Greenpeace: Klimaziele ohne Atom global erreichbar

ENERGIE Wirtschafts- forscher empfehlen hingegen längere AKW-Laufzeiten, um Kohle zu stoppen

BERLIN taz | Ein Langfristziel, zwei Wege: Am Montag sind in Berlin gleich zwei Studien zum Umbau des Energiesektors vorgestellt worden. Beide sehen die Notwendigkeit, langfristig komplett auf erneuerbare Energien umzustellen. Doch wird dazu in Deutschland und global die Atomkraft als „Brückentechnologie“ gebraucht?

Nein, sagt das Deutsche Zentrum für Luft- und Raumfahrt (DLR), das ein Szenario im Auftrag von Greenpeace und des europäischen Dachverbands der Industrie für Erneuerbare Energien (Erec) erstellt hat.
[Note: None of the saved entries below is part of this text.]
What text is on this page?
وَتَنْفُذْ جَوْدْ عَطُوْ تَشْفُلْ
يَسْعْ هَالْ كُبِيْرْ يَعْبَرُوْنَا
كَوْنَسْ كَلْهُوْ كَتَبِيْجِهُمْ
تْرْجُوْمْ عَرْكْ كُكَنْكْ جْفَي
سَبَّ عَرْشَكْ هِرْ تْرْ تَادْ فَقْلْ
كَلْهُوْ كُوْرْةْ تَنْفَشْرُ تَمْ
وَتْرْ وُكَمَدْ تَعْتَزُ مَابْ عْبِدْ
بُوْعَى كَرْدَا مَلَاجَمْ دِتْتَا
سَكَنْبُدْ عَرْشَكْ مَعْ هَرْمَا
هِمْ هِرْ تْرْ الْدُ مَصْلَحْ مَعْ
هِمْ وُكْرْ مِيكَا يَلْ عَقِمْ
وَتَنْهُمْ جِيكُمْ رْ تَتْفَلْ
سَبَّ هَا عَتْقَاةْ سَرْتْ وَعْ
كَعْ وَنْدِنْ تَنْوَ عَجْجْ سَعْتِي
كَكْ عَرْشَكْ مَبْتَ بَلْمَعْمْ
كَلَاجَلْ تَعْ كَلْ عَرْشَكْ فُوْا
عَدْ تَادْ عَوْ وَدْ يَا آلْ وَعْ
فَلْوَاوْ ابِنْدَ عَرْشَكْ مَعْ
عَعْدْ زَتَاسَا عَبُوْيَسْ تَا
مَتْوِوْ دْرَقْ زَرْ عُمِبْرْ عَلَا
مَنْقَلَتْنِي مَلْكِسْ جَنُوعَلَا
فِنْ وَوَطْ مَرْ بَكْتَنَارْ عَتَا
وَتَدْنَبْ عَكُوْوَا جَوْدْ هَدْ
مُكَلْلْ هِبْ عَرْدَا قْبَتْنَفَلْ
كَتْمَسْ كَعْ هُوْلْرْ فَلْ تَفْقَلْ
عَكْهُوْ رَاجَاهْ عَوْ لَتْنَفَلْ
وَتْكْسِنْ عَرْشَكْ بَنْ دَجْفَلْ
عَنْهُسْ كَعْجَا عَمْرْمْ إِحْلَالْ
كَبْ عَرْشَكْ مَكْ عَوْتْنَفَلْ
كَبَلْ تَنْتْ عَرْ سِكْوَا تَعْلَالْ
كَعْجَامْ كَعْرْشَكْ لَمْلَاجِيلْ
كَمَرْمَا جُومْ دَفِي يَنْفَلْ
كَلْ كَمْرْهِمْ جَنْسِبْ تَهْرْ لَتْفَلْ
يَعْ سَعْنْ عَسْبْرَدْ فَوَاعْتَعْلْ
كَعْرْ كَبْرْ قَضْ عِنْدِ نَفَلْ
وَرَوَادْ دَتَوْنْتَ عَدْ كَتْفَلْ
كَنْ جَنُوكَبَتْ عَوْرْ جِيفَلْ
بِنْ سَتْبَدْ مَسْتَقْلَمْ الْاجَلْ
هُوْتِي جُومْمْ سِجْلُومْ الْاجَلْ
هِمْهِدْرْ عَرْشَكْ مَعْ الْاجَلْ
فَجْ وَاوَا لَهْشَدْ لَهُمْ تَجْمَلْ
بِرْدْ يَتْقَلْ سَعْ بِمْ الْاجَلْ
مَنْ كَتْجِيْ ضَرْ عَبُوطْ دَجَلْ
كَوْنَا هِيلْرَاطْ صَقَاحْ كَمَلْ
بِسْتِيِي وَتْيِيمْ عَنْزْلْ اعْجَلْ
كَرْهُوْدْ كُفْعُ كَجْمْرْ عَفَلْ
Bis zum Jahr 2050 könnten erneuerbare Energien 80 Prozent des weltweiten Energiebedarfs decken. Zusammen mit Energiesparmaßnahmen ließen sich so die energiebedingte CO2-Emissionen um mehr als 80 Prozent reduzieren.

Der Berechnung hat das DLR ein weltweites Wirtschaftswachstum von durchschnittlich 3,4 Prozent zugrunde gelegt. Außerdem ein Wachstum der Weltbevölkerung von 6,7 Milliarden (Stand 2007) auf 9,15 Milliarden (2050).

Nachhaltige Investition

„Unser Konzept führt zu mehr Versorgungssicherheit. Es macht unabhängig von stark schwankenden Weltmarktpreisen für Öl, Gas und Kohle sowie deren umweltzerstörender Förderung“, sagte Sven Teske von Greenpeace. Insgesamt seien Investitionen von 14 Billionen US-Dollar (etwa 11,7 Billionen Euro) notwendig. „Das klingt nach einem sehr hohen Wert“, sagte Christine Lins von Erec. „Aber dies wäre eine nachhaltige Investition – und die einzige Lösung.“

Der schnelle Zuwachs der Erneuerbaren – selbst in den Krisenjahren 2008 und 2009 – ermögliche es, parallel sowohl aus der Kohle- als auch der Atomstromproduktion auszusteigen. Bei der Kohle wurde ein Ausstiegsszenario weltweit bis 2050 zugrunde gelegt, deutschlandweit bis 2040. Bei den Atommeilern global bis 2030, in Deutschland sogar bis 2015.

Kohle versus Atom

Genau das hält die zweite – rein nationale – Studie vom Deutschen Institut für Wirtschaftsforschung in Berlin nicht für möglich. „Der Konflikt ist nicht Erneuerbare gegen Atom, sondern der eigentliche Konflikt ist Kohle gegen Atom“, sagte Energieexpertin Claudia Kemfert. Eine Laufzeitverlängerung müsse aus klimapolitischen Gründen „verhindern, dass als Ersatz neue Kohlekraftwerke gebaut werden“. Deutschland könne nicht gleichzeitig aus der Atomkraft und der Kohlestromproduktion aussteigen – auch um die Stromkunden finanziell nicht allzu sehr zu belasten.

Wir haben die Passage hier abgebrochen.